Strengths and limitations

This study had several strengths. The high response rates strengthened the credibility of this study, and the variation in the primary care centre sizes made the sample representative of Swedish primary care. Although only 11 out of the 23 invited primary care centres agreed to participate in the study, the urban-rural distribution in the final sample was similar to that of all 23 centres. Therefore, we concluded that the final sample size was not likely to have affected the generalizability of our results to this geographical area. The design of the time-study (data were recorded every hour) ensured that the risk of recall bias was minimized [11]. The COPSOQ instrument has been validated, and its reliability was later confirmed in a Swedish context [33]. The study also had some limitations. The self-reporting method might have introduced some methodological challenges. The interpretation of the work task definitions may have varied among participants; e.g., it may have been difficult to distinguish between direct and indirect work tasks. To avoid confusion, participants were informed which work tasks comprised direct, indirect, and other work tasks. In addition, each participant received a pamphlet with instructions on how to complete the time-study form. We could not rule out the possibility that participants might not have always responded completely truthfully. To our knowledge, the time study, where individuals reported precise times spent on work tasks, was the most comprehensive study of its kind performed in Swedish primary care.

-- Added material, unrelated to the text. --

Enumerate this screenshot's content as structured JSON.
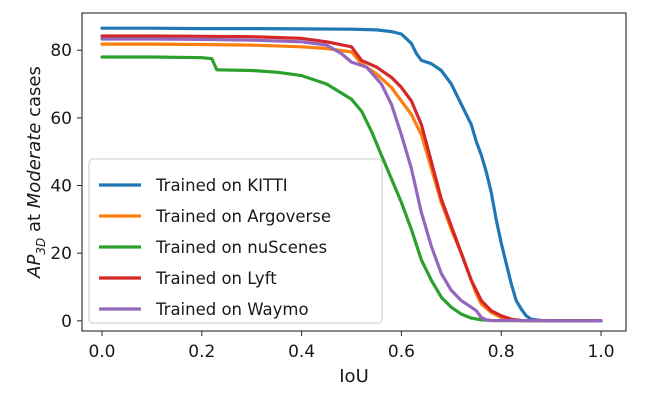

This study indicated that Swedish primary care staff spent a limited proportion of their work time directly with patients. PCPs seemed to perceive their work environment in negative terms to a greater extent than other staff members. Allocation of time spent on work tasks influenced staff perceptions of the psychosocial work environment. Future research, possibly with a qualitative design, might shed further light on the results from this study and provide suggestions on how to improve the psychosocial work environment in primary care.

Potential implications

The results of this study were not surprising, given the complex, bureaucratic organization in Swedish primary care. For more efficient use of work-time among medical staff in primary care, we recommend an increase in the number of administrative and service personnel.